Florida investors and developers can gain insights into how economic booms and busts influence commercial real estate by looking at the energy sector over the last few years. In June 2014, a barrel of oil demanded $107, and employment was high among energy industry workers in oil drilling and processing centers in the United States and Canada. Less than two years later in February 2016, oil had dropped to a 12-year low of $26 per barrel.
The layoffs that resulted caused 217,000 U.S. workers to lose their jobs. Hotel occupancy in oil-industry centers fell, and leasing of industrial properties and office space declined sharply. In Houston, 11 million square feet of office space stood empty. New construction projects started during the oil boom compounded the problem of unoccupied office space.
Other employment sectors have begun to ease the pain with government agencies, health care companies and technology companies creating strong demand for office space. Some energy companies restructured their leases so that landlords could continue to collect revenue. Subleasing, however, continues to dilute the market by competing with new properties.

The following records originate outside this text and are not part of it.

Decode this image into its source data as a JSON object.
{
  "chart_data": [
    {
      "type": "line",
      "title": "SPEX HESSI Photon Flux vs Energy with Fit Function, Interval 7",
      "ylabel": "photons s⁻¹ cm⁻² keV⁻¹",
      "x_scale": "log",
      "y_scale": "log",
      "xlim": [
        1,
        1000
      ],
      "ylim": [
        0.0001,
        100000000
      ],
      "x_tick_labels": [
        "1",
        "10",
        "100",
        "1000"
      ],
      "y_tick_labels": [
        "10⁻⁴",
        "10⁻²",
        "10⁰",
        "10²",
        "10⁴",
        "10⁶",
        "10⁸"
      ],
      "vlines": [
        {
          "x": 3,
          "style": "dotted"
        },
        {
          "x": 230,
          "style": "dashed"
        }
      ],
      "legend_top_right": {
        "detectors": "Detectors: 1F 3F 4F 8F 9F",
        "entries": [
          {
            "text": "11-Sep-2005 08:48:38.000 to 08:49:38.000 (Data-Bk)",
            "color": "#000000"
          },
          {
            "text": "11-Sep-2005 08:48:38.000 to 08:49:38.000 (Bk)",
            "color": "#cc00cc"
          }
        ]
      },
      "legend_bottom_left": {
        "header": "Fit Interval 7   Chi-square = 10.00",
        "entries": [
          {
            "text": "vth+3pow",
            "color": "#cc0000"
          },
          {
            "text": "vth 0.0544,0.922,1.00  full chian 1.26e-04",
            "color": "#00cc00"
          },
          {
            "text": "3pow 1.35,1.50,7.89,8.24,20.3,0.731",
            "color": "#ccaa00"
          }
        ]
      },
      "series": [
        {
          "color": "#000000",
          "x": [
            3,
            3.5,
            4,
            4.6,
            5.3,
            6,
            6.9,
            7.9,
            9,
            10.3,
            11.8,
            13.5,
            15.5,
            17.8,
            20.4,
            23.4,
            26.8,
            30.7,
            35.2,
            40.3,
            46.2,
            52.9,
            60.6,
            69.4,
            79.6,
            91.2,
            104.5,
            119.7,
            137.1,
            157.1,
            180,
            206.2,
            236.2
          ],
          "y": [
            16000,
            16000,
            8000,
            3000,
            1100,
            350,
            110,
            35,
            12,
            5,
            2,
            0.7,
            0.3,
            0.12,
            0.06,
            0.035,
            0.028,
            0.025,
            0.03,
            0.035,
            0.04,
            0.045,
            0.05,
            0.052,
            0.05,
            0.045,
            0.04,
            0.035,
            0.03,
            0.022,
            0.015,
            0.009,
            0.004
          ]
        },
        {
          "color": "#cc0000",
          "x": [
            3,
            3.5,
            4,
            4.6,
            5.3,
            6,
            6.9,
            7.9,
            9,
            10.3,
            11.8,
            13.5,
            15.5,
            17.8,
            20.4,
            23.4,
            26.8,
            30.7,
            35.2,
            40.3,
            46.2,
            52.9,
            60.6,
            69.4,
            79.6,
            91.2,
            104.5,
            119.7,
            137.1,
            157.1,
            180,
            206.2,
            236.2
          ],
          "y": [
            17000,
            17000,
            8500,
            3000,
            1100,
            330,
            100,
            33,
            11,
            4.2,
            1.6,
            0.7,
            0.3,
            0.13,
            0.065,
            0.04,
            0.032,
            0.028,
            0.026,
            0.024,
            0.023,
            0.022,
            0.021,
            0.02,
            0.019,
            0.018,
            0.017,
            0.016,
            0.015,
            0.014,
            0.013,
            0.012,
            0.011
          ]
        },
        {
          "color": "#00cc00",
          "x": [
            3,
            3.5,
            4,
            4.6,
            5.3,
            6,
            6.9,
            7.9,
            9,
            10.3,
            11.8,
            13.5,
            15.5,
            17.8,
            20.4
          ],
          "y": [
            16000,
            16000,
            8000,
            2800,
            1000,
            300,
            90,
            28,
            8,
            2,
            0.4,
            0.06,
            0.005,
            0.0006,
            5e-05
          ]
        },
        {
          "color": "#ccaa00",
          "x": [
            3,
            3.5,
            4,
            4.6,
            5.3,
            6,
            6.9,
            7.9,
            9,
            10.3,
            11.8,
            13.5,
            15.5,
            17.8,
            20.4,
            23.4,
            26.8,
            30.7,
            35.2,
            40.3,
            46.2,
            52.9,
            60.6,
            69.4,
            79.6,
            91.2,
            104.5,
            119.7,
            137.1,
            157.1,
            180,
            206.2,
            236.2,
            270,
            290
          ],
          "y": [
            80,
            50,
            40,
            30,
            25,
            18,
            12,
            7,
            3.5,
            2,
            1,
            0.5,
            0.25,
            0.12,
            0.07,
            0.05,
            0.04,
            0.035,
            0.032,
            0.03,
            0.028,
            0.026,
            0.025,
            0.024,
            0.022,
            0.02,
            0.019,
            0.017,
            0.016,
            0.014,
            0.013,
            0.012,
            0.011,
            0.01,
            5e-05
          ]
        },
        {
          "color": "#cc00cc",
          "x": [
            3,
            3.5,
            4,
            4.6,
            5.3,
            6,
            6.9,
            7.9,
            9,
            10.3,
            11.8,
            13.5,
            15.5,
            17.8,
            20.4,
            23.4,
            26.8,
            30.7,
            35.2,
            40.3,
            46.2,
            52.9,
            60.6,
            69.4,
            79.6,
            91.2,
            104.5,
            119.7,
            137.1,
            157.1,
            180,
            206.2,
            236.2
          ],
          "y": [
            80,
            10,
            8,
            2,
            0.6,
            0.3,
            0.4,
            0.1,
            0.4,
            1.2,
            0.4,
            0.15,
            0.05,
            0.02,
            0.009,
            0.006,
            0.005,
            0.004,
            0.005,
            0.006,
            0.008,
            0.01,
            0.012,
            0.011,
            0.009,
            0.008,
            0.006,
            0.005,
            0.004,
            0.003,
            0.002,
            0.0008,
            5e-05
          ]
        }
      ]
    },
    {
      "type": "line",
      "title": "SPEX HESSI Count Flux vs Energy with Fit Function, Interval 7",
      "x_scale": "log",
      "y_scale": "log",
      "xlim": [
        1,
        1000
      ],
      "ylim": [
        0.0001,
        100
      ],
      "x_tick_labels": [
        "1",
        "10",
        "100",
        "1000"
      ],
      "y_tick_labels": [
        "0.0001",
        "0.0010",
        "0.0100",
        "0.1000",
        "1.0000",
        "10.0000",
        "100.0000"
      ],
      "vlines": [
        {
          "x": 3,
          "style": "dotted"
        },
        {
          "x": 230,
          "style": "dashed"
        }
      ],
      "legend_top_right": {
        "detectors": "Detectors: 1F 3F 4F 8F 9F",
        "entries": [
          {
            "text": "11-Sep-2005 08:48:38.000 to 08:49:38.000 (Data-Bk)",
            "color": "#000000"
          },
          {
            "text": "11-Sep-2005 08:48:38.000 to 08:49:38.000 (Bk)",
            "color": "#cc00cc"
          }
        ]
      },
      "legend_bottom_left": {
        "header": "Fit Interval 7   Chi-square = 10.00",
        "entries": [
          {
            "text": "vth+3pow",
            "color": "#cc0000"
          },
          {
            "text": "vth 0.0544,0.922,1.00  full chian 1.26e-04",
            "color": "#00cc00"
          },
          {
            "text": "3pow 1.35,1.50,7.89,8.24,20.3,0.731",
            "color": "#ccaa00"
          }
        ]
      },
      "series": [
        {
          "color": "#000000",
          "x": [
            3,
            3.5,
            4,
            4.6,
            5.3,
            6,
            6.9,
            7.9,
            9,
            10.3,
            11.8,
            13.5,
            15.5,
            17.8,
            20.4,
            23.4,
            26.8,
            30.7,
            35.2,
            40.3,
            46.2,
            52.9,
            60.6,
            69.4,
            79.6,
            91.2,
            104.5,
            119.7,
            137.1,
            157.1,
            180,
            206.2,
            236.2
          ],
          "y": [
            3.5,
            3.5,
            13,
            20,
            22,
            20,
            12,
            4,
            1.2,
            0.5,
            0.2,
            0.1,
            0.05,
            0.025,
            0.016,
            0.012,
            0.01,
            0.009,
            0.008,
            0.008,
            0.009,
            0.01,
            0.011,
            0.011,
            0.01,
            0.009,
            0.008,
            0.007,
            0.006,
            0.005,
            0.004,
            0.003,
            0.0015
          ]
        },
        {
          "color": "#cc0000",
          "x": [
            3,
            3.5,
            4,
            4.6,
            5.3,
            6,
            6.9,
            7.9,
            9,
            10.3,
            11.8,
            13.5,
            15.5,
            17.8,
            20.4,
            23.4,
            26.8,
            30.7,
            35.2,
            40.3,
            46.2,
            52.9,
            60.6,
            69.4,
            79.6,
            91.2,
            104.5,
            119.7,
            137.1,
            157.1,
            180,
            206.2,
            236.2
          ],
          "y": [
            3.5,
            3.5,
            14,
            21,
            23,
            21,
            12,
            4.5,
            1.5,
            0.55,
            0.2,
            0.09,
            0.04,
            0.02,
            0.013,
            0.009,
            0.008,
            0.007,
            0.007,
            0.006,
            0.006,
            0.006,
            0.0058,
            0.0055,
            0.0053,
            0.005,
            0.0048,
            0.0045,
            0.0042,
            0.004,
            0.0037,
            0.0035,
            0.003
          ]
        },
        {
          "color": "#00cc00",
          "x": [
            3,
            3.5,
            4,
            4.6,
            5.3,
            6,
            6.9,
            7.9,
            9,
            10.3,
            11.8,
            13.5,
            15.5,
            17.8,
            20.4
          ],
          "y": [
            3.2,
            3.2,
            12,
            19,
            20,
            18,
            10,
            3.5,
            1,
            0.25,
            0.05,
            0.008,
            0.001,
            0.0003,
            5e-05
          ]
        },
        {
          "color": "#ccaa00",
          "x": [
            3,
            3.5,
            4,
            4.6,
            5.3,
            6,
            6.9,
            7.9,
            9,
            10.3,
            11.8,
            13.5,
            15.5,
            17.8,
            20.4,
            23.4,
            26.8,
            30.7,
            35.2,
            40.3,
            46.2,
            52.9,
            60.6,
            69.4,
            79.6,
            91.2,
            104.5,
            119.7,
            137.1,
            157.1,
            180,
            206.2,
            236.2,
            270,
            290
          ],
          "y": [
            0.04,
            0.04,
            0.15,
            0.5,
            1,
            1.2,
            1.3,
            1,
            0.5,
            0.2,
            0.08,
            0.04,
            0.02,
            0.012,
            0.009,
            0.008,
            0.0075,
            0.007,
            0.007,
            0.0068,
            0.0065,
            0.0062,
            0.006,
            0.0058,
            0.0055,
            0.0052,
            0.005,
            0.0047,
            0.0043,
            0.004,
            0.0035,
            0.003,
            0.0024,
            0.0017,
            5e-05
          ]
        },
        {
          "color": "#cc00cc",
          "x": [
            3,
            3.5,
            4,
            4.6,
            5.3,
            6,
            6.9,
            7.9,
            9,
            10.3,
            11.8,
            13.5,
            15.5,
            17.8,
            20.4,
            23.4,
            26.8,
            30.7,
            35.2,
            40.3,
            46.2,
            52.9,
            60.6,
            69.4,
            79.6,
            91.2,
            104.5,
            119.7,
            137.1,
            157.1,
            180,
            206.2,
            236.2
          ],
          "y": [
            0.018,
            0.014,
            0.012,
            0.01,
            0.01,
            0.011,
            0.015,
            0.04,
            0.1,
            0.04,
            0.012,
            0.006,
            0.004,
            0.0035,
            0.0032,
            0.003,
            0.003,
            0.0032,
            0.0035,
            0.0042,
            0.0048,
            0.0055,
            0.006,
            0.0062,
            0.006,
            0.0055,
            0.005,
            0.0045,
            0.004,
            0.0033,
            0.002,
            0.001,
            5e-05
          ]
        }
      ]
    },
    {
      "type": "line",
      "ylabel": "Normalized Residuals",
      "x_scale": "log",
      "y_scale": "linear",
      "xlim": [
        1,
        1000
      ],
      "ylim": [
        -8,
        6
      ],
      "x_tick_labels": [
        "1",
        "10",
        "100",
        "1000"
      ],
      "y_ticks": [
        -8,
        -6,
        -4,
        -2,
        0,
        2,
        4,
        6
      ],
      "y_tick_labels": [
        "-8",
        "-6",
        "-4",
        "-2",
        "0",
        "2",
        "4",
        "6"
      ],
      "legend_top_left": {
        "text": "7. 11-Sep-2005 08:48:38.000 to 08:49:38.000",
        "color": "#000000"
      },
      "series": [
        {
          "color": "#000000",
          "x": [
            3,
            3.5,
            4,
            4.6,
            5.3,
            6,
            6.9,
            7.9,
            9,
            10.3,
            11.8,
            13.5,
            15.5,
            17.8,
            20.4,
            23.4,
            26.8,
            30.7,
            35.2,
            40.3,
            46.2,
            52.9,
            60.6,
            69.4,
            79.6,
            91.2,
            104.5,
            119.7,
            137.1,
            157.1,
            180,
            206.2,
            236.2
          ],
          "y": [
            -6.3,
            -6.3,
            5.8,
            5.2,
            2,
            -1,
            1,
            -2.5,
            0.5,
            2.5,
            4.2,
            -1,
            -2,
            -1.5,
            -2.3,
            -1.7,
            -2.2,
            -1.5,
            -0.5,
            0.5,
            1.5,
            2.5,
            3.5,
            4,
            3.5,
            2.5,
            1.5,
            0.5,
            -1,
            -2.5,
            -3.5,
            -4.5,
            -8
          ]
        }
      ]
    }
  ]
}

As this information suggests, a person considering an investment in commercial real estate will need to thoroughly consider the short and long-term economic landscape. The financial difficulties of one company could produce an opportunity for an investor. A person about to enter a deal could work with an attorney to gain additional insights about the property. An attorney could evaluate the leases of existing tenants and explain what liabilities a purchase might apply to the new owner. Regulatory issues like zoning could also be studied by an attorney who might negotiate with local authorities to gain concessions important to the ongoing profitability of the investment.